By: Zach Catanzareti, Staff Writer

Harrison Burton is making the “big jump” in 2022. That being the infamous step into a rookie NASCAR Cup Series season.

And as if that isn’t intimidating enough, the 20-year-old will be representing the oldest team in the sport, Wood Brothers Racing and their famed No. 21 Ford.

Announced in July, Burton has since developed a relationship with the team while competing full-time in the Xfinity Series for Joe Gibbs Racing.

And though 2022 will be the challenge, and opportunity, of his career, it’s not taking precedent over his current endeavor for an Xfinity championship in 2021.

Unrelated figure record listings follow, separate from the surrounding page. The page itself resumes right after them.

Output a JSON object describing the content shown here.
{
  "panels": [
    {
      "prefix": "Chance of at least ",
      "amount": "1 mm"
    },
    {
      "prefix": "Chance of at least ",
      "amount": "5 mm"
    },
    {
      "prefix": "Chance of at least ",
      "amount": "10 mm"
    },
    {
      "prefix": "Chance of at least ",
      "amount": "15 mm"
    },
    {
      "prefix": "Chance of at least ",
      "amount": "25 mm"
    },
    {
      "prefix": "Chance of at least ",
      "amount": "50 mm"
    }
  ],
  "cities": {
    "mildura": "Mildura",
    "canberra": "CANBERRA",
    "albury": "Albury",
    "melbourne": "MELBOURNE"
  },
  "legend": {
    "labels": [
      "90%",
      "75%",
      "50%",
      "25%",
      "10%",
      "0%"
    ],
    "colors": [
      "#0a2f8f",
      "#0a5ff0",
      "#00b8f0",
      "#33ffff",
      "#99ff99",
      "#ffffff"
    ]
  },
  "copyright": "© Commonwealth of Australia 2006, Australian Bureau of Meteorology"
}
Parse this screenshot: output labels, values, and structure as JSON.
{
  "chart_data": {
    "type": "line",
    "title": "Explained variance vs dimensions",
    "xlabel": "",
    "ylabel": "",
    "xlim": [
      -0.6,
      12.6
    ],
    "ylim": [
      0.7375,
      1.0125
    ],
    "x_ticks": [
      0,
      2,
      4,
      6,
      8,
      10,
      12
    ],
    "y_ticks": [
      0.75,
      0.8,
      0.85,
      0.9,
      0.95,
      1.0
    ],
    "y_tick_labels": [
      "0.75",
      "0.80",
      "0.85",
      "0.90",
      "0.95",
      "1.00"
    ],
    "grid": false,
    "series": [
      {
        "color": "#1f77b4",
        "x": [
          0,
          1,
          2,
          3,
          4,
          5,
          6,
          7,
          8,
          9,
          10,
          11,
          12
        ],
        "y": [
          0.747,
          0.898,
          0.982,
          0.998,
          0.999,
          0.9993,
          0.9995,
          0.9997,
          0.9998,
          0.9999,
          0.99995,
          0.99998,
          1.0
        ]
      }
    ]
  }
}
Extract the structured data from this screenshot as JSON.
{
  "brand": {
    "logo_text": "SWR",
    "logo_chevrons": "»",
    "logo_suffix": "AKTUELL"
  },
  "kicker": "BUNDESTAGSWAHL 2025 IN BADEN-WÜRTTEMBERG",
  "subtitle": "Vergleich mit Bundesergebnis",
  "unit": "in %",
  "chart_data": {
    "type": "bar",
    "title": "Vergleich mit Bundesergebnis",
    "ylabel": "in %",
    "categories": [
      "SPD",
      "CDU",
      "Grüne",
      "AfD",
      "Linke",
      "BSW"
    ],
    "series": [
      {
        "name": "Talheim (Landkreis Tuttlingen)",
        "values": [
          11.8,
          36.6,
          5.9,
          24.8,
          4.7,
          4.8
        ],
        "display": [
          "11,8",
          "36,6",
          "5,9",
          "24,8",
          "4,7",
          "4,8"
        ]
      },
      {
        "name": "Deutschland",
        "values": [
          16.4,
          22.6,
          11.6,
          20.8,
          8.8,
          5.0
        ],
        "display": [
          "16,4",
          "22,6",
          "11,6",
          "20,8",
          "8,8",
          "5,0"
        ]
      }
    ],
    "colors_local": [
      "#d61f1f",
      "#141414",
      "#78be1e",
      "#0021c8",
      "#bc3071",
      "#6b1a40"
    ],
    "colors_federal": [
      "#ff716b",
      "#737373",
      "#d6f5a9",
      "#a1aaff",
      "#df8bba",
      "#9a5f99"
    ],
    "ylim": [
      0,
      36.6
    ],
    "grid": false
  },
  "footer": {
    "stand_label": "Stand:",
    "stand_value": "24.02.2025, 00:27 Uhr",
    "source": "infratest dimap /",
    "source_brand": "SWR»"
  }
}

“It’s kind of a tough spot to be honest because you want to remain 100 percent committed to your Xfinity program,” Burton said. “But when you’re making a step to Cup, you got to know it’s the hardest series in the world. Anything you can do to get more and more ready for that is important.”

Grabbing his seventh top-five finish Saturday at Watkins Glen International, Burton’s ’21 Xfinity season has been middle of the road, nearly mirroring the statistics of teammates Brandon Jones and Daniel Hemric. With the effort being shown from his Xfinity team, Burton wants to fulfill that obligation to the very end.

“My No. 1 commitment is to the No. 20 team. Those guys work their guts out and I owe it to them to work hard for them,” he said. “We will cross the bridge for next year when we get there. Everyone at Toyota, DEX Imaging… all the people who have helped me get to where I am now, they deserve my best effort now.”

And that best effort begins as soon as each Xfinity race ends.

“I’ve adopted new things,” he said. “On the flight home, I’ll watch film from last year’s race from wherever we’re going. Or when I get home. I’m trying to get better, forget about this weekend and build on next weekend. As soon as I leave the track, it’s on to next week.”

With his priorities in place, Burton has not forgotten what is in store for him in 2022. The relationship with Wood Brothers is alive and well mid-week and Burton plans to attend select Cup races this year to educate himself with how the team operates on Sundays.

“There are times in the week where I can talk to people [at Wood Brothers] and try to build that relationship,” he said. “It depends on when I think it’s best for me to focus on the Xfinity team and when it’s best to learn the most I can. At Watkins Glen, you can’t really watch as much as you could anywhere else. If you go to Bristol, you can see the whole race and follow along. Here, it’s so big that it’s hard to learn every little detail I need.

“There will be weekends where I stay behind and try to learn the most I can from watching the Cup guys race and how they race each other. I hear it’s a lot different from how the Xfinity guys race. Our races are a lot shorter than theirs are so watching how they manage that.”

With one Cup start to his name back at Talladega in the spring (a 20th-place finish for Gaunt Brothers Racing), Burton got a taste of the elevated competition of the Cup Series.

“Even [at Talladega] I could tell,” he said. “I was like, ‘Gosh, we’re not racing as hard as I was yesterday.’ And then at the end of the race, oh my gosh, these guys are insane. They just know when to turn on that switch.”